Avant de décider, jouez la carte des tests : ajustez PCTTHRESHOLD, INCLUDING, OVERFLOW, passez vos requêtes au crible, mesurez la maintenance. Ce n’est qu’alors que l’évidence se fera : IOT ou heap, à vous de trancher.

Questions fréquentes sur les Index-Organised Tables (IOT)

Qu’est-ce qu’une Index-Organised Table (IOT) ?

Une Index-Organised Table (IOT) est une table Oracle où les lignes sont stockées directement dans un index B-tree trié par clé primaire, éliminant le besoin de lire un index séparé pour accéder aux données.

Quelle est la différence entre une heap table et une Index-Organised Table ?

Dans une heap table, les données sont stockées sans ordre précis, tandis qu’une IOT organise les lignes directement dans un index B-tree trié par clé primaire, optimisant les recherches par clé.

Quels sont les avantages des Index-Organised Tables ?

Les IOT offrent des performances accrues pour les recherches par clé primaire, une réduction de l’espace disque grâce à l’absence de redondance PK, et un accès rapide aux plages de données ordonnées.

Qu’est-ce qu’un ROWID logique dans une IOT ?

Un ROWID logique encode l’emplacement d’une ligne dans le B-tree d’une IOT, permettant de gérer les déplacements de données sans invalider les références.

Qu’est-ce que le segment overflow dans une IOT ?

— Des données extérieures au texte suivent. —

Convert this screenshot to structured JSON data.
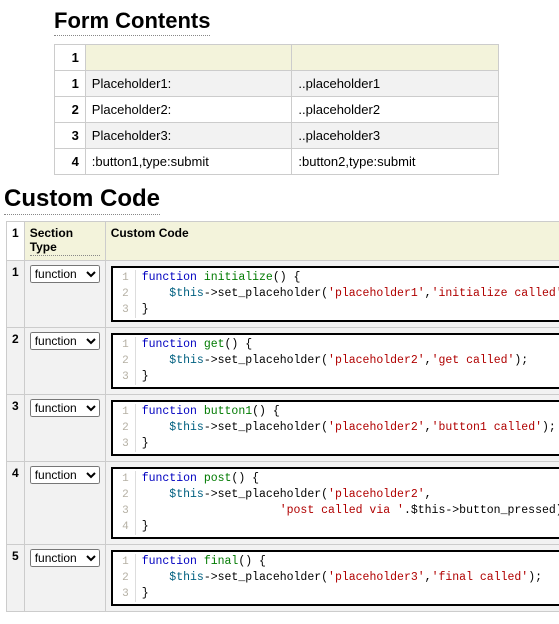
{
  "headings": {
    "form_contents": "Form Contents",
    "custom_code": "Custom Code"
  },
  "form_contents": {
    "header_rownum": "1",
    "rows": [
      {
        "num": "1",
        "a": "Placeholder1:",
        "b": "..placeholder1"
      },
      {
        "num": "2",
        "a": "Placeholder2:",
        "b": "..placeholder2"
      },
      {
        "num": "3",
        "a": "Placeholder3:",
        "b": "..placeholder3"
      },
      {
        "num": "4",
        "a": ":button1,type:submit",
        "b": ":button2,type:submit"
      }
    ]
  },
  "custom_code": {
    "header_rownum": "1",
    "col_section": "Section Type",
    "col_code": "Custom Code",
    "select_value": "function",
    "rows": [
      {
        "num": "1",
        "fn_name": "initialize",
        "args": [
          "placeholder1",
          "initialize called"
        ],
        "extra": null
      },
      {
        "num": "2",
        "fn_name": "get",
        "args": [
          "placeholder2",
          "get called"
        ],
        "extra": null
      },
      {
        "num": "3",
        "fn_name": "button1",
        "args": [
          "placeholder2",
          "button1 called"
        ],
        "extra": null
      },
      {
        "num": "4",
        "fn_name": "post",
        "args_first": "placeholder2",
        "wrap_str": "post called via ",
        "wrap_tail": ".$this->button_pressed);",
        "extra": "wrap"
      },
      {
        "num": "5",
        "fn_name": "final",
        "args": [
          "placeholder3",
          "final called"
        ],
        "extra": null
      }
    ]
  }
}
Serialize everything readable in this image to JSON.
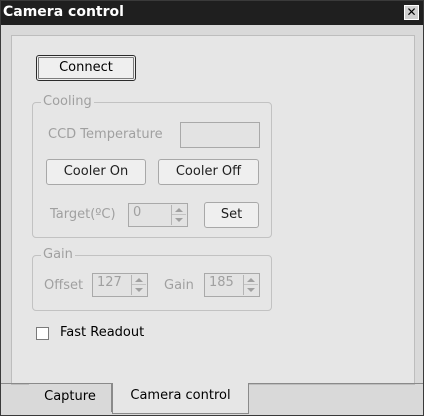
{
  "window": {
    "title": "Camera control",
    "close_glyph": "✕"
  },
  "connect": {
    "label": "Connect"
  },
  "cooling": {
    "legend": "Cooling",
    "ccd_temperature_label": "CCD Temperature",
    "ccd_temperature_value": "",
    "cooler_on_label": "Cooler On",
    "cooler_off_label": "Cooler Off",
    "target_label": "Target(ºC)",
    "target_value": "0",
    "set_label": "Set"
  },
  "gain": {
    "legend": "Gain",
    "offset_label": "Offset",
    "offset_value": "127",
    "gain_label": "Gain",
    "gain_value": "185"
  },
  "fast_readout": {
    "label": "Fast Readout",
    "checked": false
  },
  "tabs": [
    {
      "label": "Capture",
      "active": false
    },
    {
      "label": "Camera control",
      "active": true
    }
  ]
}
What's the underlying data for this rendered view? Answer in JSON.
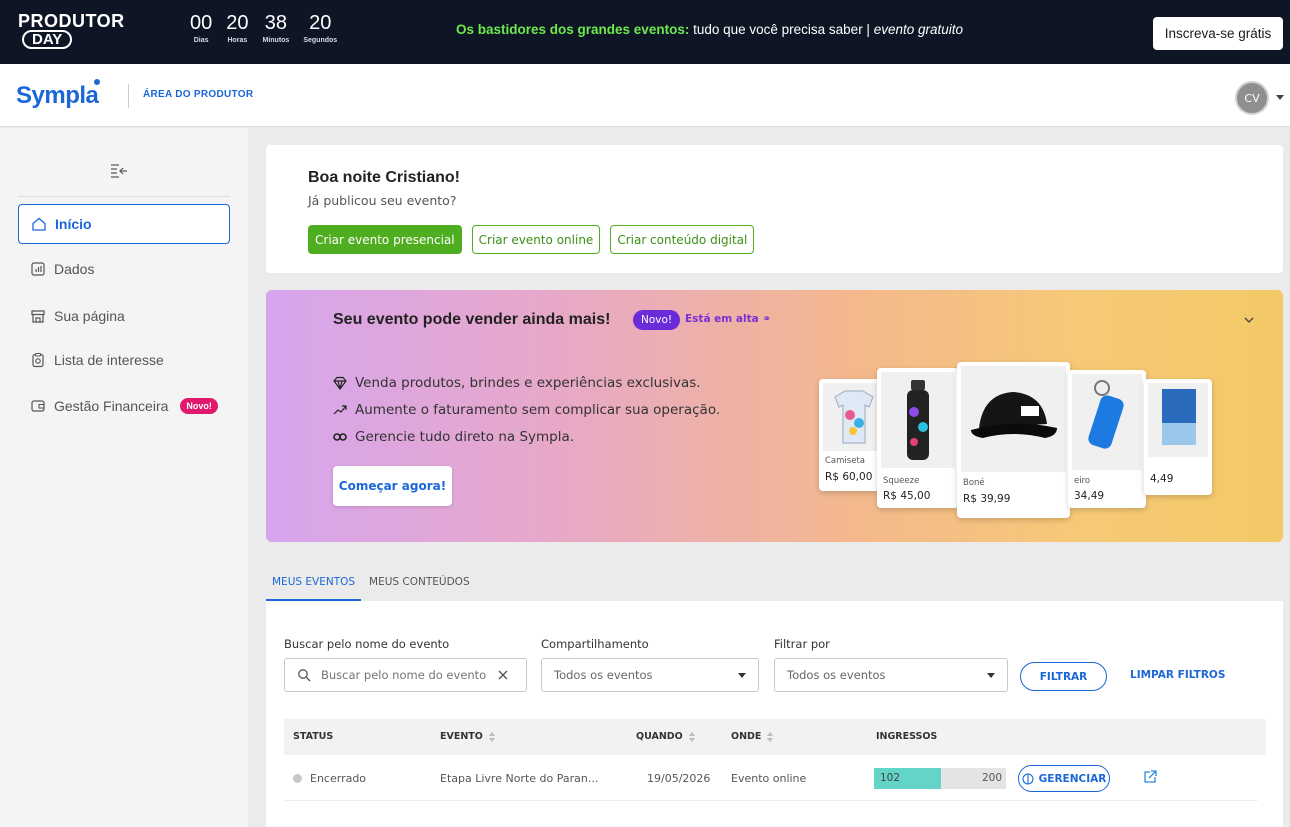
{
  "promo": {
    "logo_line1": "PRODUTOR",
    "logo_line2": "DAY",
    "countdown": [
      {
        "value": "00",
        "label": "Dias"
      },
      {
        "value": "20",
        "label": "Horas"
      },
      {
        "value": "38",
        "label": "Minutos"
      },
      {
        "value": "20",
        "label": "Segundos"
      }
    ],
    "headline_highlight": "Os bastidores dos grandes eventos:",
    "headline_text": " tudo que você precisa saber | ",
    "headline_italic": "evento gratuito",
    "cta": "Inscreva-se grátis"
  },
  "header": {
    "brand": "Sympla",
    "area": "ÁREA DO PRODUTOR",
    "avatar_initials": "CV"
  },
  "sidebar": {
    "items": [
      {
        "label": "Início",
        "icon": "home-icon",
        "active": true
      },
      {
        "label": "Dados",
        "icon": "chart-icon"
      },
      {
        "label": "Sua página",
        "icon": "storefront-icon"
      },
      {
        "label": "Lista de interesse",
        "icon": "clipboard-icon"
      },
      {
        "label": "Gestão Financeira",
        "icon": "wallet-icon",
        "badge": "Novo!"
      }
    ]
  },
  "greeting": {
    "title": "Boa noite Cristiano!",
    "subtitle": "Já publicou seu evento?",
    "buttons": [
      "Criar evento presencial",
      "Criar evento online",
      "Criar conteúdo digital"
    ]
  },
  "banner": {
    "title": "Seu evento pode vender ainda mais!",
    "badge": "Novo!",
    "trend": "Está em alta",
    "features": [
      "Venda produtos, brindes e experiências exclusivas.",
      "Aumente o faturamento sem complicar sua operação.",
      "Gerencie tudo direto na Sympla."
    ],
    "cta": "Começar agora!",
    "products": [
      {
        "name": "Camiseta",
        "price": "R$ 60,00"
      },
      {
        "name": "Squeeze",
        "price": "R$ 45,00"
      },
      {
        "name": "Boné",
        "price": "R$ 39,99"
      },
      {
        "name": "eiro",
        "price": "34,49"
      },
      {
        "name": "",
        "price": "4,49"
      }
    ]
  },
  "tabs": [
    "MEUS EVENTOS",
    "MEUS CONTEÚDOS"
  ],
  "filters": {
    "search_label": "Buscar pelo nome do evento",
    "search_placeholder": "Buscar pelo nome do evento",
    "share_label": "Compartilhamento",
    "share_value": "Todos os eventos",
    "filter_label": "Filtrar por",
    "filter_value": "Todos os eventos",
    "filter_button": "FILTRAR",
    "clear_button": "LIMPAR FILTROS"
  },
  "table": {
    "headers": [
      "STATUS",
      "EVENTO",
      "QUANDO",
      "ONDE",
      "INGRESSOS"
    ],
    "rows": [
      {
        "status": "Encerrado",
        "event": "Etapa Livre Norte do Paran...",
        "when": "19/05/2026",
        "where": "Evento online",
        "sold": 102,
        "capacity": 200,
        "manage": "GERENCIAR"
      }
    ]
  },
  "colors": {
    "primary": "#1b67d8",
    "green": "#4fae1f",
    "promo_bg": "#0e1626",
    "promo_highlight": "#6ee94c",
    "new_badge": "#e1186d",
    "ticket_fill": "#62d5c8"
  }
}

Le segment overflow stocke les colonnes volumineuses ou moins utilisées qui ne tiennent pas dans les blocs d’index principaux d’une IOT, optimisant l’espace et les performances.

Qu’est-ce que P1, P2, P3 dans Oracle ?

P1, P2, et P3 sont des paramètres dans Oracle qui définissent des valeurs spécifiques pour les événements ou les états internes, souvent utilisés dans les diagnostics de performance.